Echodyne, a specialist in radar vision, is currently optimising its new 4D Metamaterial Electronically Scanning Array (MESA). Unlike conventional phased-array devices, which use a grid of antennas and phase-shifters to steer a radar beam in a desired direction, this miniaturised MESA—only slightly larger than an iPhone 6 Plus—uses very small, orientable, electrically-controlled panels that can be tilted together to shift the beam in less than a microsecond, without the need for any phase-shifter. It can also determine velocity down to two meters per second while drawing only 35 watts of power. It has been proven to be able to track trucks at a range greater than three kilometres, to detect and track walkers at around 1.4 km, and can detect a DJI Phantom 4 drone flying at a distance of up to 750 meters. This metamaterial-based technology is also being implemented in radars by Metawave.
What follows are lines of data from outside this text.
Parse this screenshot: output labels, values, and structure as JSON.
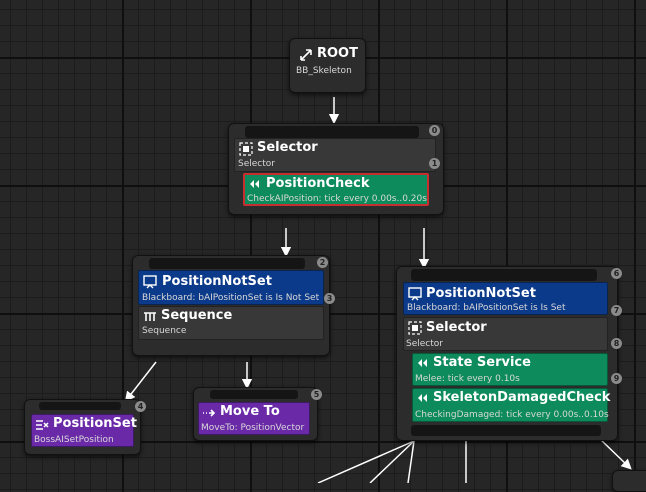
{
  "graph": {
    "root": {
      "title": "ROOT",
      "subtitle": "BB_Skeleton"
    },
    "selector_top": {
      "title": "Selector",
      "subtitle": "Selector",
      "index": "0",
      "index2": "1",
      "decorator": {
        "title": "PositionCheck",
        "subtitle": "CheckAIPosition: tick every 0.00s..0.20s"
      }
    },
    "left_group": {
      "index": "2",
      "index2": "3",
      "decorator": {
        "title": "PositionNotSet",
        "subtitle": "Blackboard: bAIPositionSet is Is Not Set"
      },
      "composite": {
        "title": "Sequence",
        "subtitle": "Sequence"
      }
    },
    "position_set": {
      "title": "PositionSet",
      "subtitle": "BossAISetPosition",
      "index": "4"
    },
    "move_to": {
      "title": "Move To",
      "subtitle": "MoveTo: PositionVector",
      "index": "5"
    },
    "right_group": {
      "index": "6",
      "index2": "7",
      "index3": "8",
      "index4": "9",
      "decorator": {
        "title": "PositionNotSet",
        "subtitle": "Blackboard: bAIPositionSet is Is Set"
      },
      "composite": {
        "title": "Selector",
        "subtitle": "Selector"
      },
      "service1": {
        "title": "State Service",
        "subtitle": "Melee: tick every 0.10s"
      },
      "service2": {
        "title": "SkeletonDamagedCheck",
        "subtitle": "CheckingDamaged: tick every 0.00s..0.10s"
      }
    }
  }
}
Expected to hit the market within the next decade, fully autonomous vehicles are both benefiting from and stimulating the development of emerging sensing and computing technologies. In order to reach Level 5 autonomy in all driving situations and environments, both the sensing problem—detecting moving objects, driving paths, and road signs—and the mapping problem—providing the car with a complete picture of its surroundings, updated with an ultra-high refresh rate—must be solved. Though automotive companies seem to have reached a consensus on the use of well-established sensors such as cameras, radars, ultrasonic detectors, and GPS receivers, the details of their strategies to take vehicles from ADAS to fully autonomous differ. Will the future of automated driving be made with better sensors or better computers? Autonomous driving technology is at a crossroads, as recent developments in artificial intelligence, machine learning, and big data processing have led companies like Intel and Mobileye play a more increasing role in the automotive sector.